Soviet criminology was significantly influenced by the works of Stalinist prosecutor Andrey Vyshinsky who introduced a number of measures into the penal code and investigatory practice that were unusual in other legal systems. Law was to be perceived not as means of determining individual guilt but dialectically and as part of broader class struggle. Based on that premise, people could be convicted even with absence of actual crime but if they merely belonged to a vaguely defined bourgeois class or if their conviction would be broadly beneficial for the revolutionary movement. Apart from this judicial practice, the penal code of USSR contained a number of very specific crimes generally classified as "counter-revolutionary", such as contacts with foreigners or any other kind of opposition or criticism of the communist party. Speculation, defined as any form of private trade with intent to make profit, was also a crime per article 154 of the Penal Code of USSR.[2]

A basic premise of Marxism is that crime is a socio-economic phenomenon:

"The elimination of private property in the means of production, the eradication of the exploitation of one person by another, and the resolution of social antagonisms led to the disappearance of basic social roots of crime".
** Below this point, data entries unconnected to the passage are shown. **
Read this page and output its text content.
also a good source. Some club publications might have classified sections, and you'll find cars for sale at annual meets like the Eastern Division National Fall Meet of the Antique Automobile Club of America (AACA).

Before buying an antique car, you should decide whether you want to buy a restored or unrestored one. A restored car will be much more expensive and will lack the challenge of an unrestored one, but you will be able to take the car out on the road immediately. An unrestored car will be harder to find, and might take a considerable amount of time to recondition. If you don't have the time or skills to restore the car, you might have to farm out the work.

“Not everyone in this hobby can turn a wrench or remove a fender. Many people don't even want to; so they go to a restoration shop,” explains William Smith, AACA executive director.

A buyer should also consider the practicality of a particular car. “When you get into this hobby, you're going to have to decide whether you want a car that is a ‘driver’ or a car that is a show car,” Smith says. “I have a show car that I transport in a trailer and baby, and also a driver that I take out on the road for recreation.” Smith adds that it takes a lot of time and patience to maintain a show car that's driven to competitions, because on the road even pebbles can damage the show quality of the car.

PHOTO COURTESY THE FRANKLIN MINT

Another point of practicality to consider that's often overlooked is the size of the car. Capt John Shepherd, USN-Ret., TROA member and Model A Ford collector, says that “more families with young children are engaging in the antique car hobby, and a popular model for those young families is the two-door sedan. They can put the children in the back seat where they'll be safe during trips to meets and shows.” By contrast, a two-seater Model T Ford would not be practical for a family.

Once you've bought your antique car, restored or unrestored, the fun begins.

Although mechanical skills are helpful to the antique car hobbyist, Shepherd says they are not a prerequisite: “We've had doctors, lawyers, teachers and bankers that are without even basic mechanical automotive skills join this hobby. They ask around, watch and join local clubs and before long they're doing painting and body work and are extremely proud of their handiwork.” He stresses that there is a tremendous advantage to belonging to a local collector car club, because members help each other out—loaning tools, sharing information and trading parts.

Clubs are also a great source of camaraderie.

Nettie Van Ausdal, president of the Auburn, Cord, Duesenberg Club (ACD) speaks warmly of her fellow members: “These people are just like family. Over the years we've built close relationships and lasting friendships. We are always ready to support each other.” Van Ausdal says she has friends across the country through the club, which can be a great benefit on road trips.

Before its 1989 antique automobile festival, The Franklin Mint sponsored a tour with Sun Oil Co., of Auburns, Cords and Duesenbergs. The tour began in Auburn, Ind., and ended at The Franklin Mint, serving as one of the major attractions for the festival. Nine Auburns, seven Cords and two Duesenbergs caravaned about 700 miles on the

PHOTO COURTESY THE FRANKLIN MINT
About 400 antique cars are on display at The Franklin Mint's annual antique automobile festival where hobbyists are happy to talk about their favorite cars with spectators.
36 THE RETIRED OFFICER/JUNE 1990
B. A. Viktorov, Deputy Minister for Internal Affairs

Some Marxist theorists contended that the most immediate reasons for crime in the Soviet Union were mental retardation, poor upbringing, and capitalist influence.[3]

Punishment

In 1989 the Soviet Union had few prisons. About 99% of convicted criminals served their sentences in labor camps, supervised by the Main Directorate for Corrective Labor Camps which was under the MVD. The camps had four regimes of ascending severity. In the strict-regime camps, inmates worked at the most difficult jobs, usually outdoors, and received meager rations. Jobs were less demanding and rations better in the camps with milder regimes. The system of corrective labor was regarded by Soviet authorities successful in that the rate of recidivism was quite low. Prisons and labor camps, in the views of former inmates and Western observers, however, were notorious for their harsh conditions, arbitrary and sadistic treatment of prisoners, and flagrant human rights abuses. In 1989 new legislation, which emphasized rehabilitation rather than punishment, was being drafted to "humanize" the special system. Nevertheless, in 1989 conditions for many prisoners had changed little.[1]
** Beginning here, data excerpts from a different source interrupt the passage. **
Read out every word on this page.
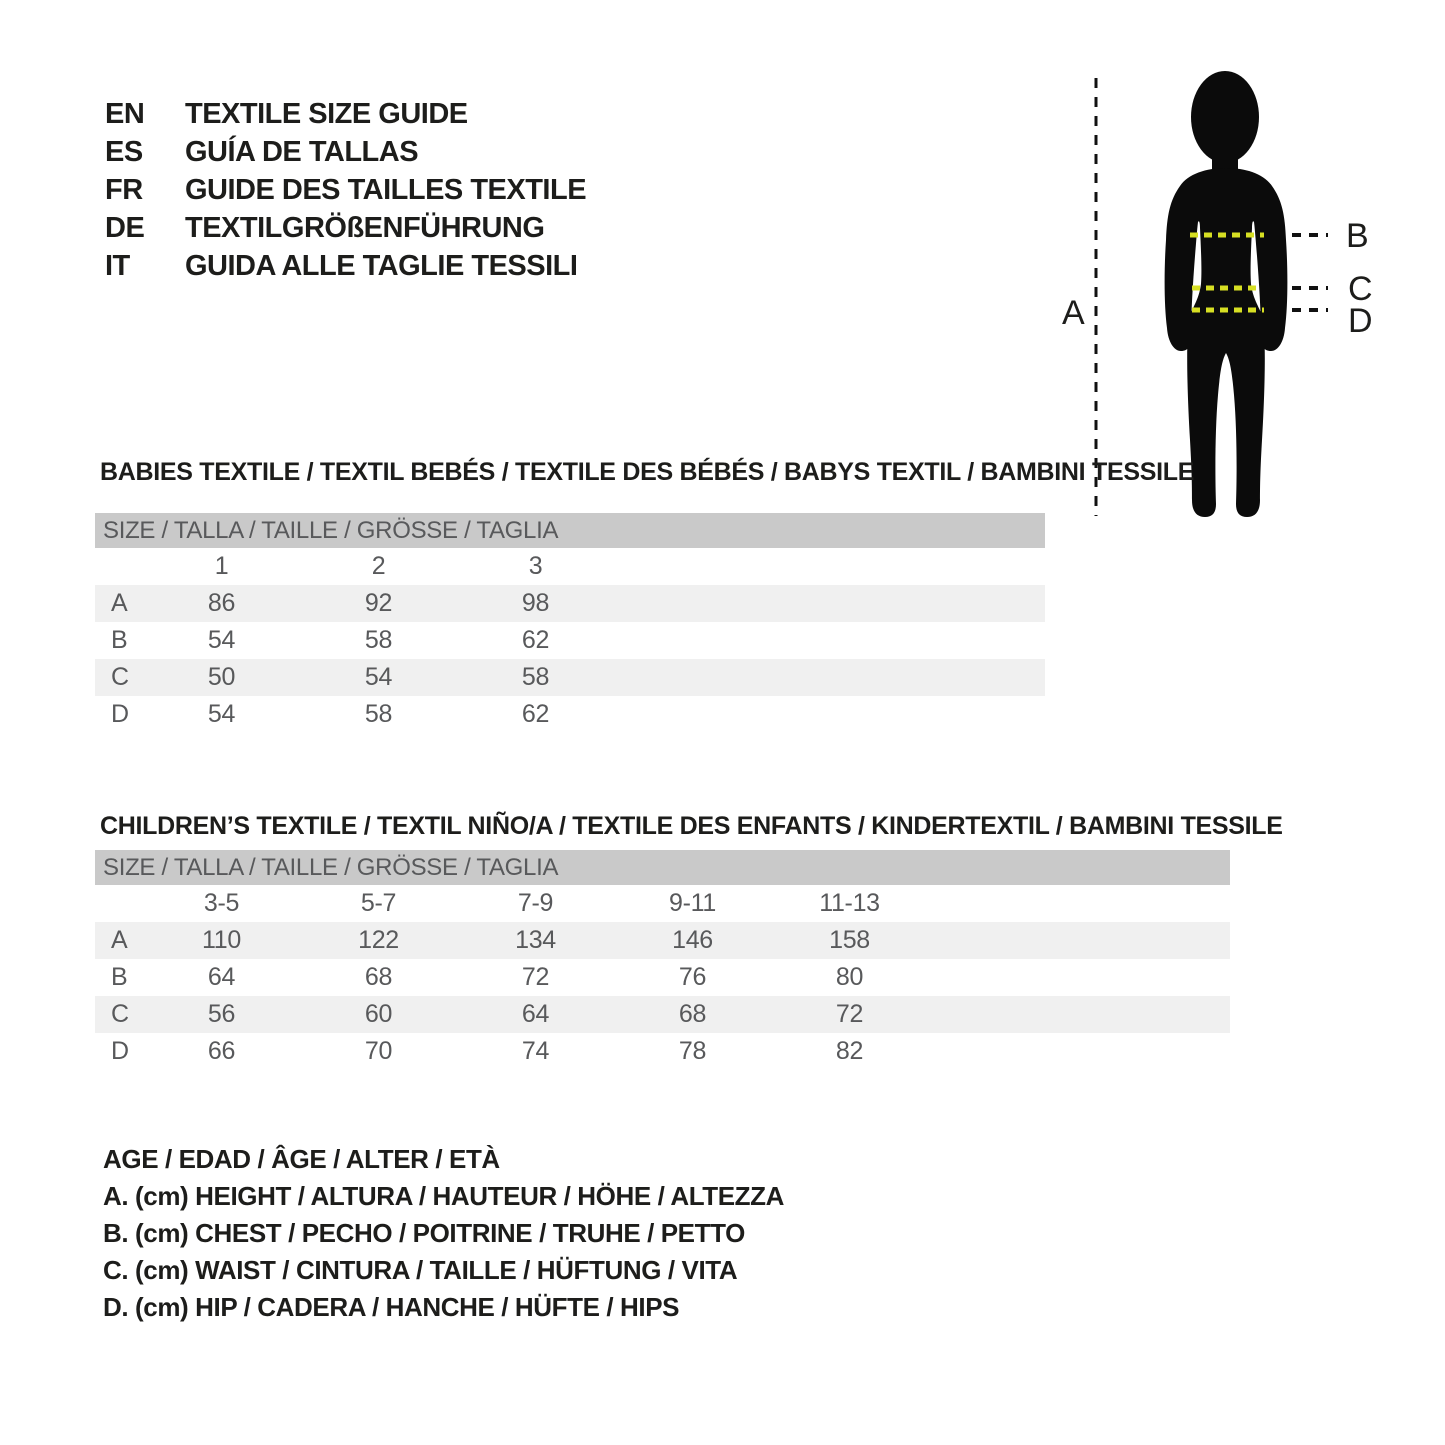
EN	TEXTILE SIZE GUIDE
ES	GUÍA DE TALLAS
FR	GUIDE DES TAILLES TEXTILE
DE	TEXTILGRÖßENFÜHRUNG
IT	GUIDA ALLE TAGLIE TESSILI
A
B
C
D
BABIES TEXTILE / TEXTIL BEBÉS / TEXTILE DES BÉBÉS / BABYS TEXTIL / BAMBINI TESSILE
SIZE / TALLA / TAILLE / GRÖSSE / TAGLIA
1	2	3
A	86	92	98
B	54	58	62
C	50	54	58
D	54	58	62
CHILDREN’S TEXTILE / TEXTIL NIÑO/A / TEXTILE DES ENFANTS / KINDERTEXTIL / BAMBINI TESSILE
SIZE / TALLA / TAILLE / GRÖSSE / TAGLIA
3-5	5-7	7-9	9-11	11-13
A	110	122	134	146	158
B	64	68	72	76	80
C	56	60	64	68	72
D	66	70	74	78	82
AGE / EDAD / ÂGE / ALTER / ETÀ
A. (cm) HEIGHT / ALTURA / HAUTEUR / HÖHE / ALTEZZA
B. (cm) CHEST / PECHO / POITRINE / TRUHE / PETTO
C. (cm) WAIST / CINTURA / TAILLE / HÜFTUNG / VITA
D. (cm) HIP / CADERA / HANCHE / HÜFTE / HIPS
Relocation of petty criminals outside of large cities was also quite common practice of crime management.

Death Penalty

The death penalty, carried out by shooting, was applied in the Soviet Union only in cases of treason, espionage, terrorism, sabotage, certain types of murder, and large-scale theft of state property by officials. Otherwise, the maximum punishment for a first offender was fifteen years. Parole was permitted in some cases after completion of half of the sentence, and periodic amnesties sometimes also resulted in early release.[1]

Collapse of the Soviet Union

Near and after the collapse of the Soviet Union, crime statistics moved sharply and uniformly upward. From 1991 to 1992, the number of officially reported crimes and the overall crime rate each showed a 27 percent increase; the crime rate nearly doubled between 1985 and 1992. By the early 1990s, theft, burglary, and other acts against property accounted for about two-thirds of all crime in Russia. Of particular concern to citizens, however, was the rapid growth of violent crime, including gruesome homicides.[4]

Large parts of the Penal Code concerning crimes such as private trade (art. 154), criticism of the communist party and other political crimes (art. 58) were revoked in 1993.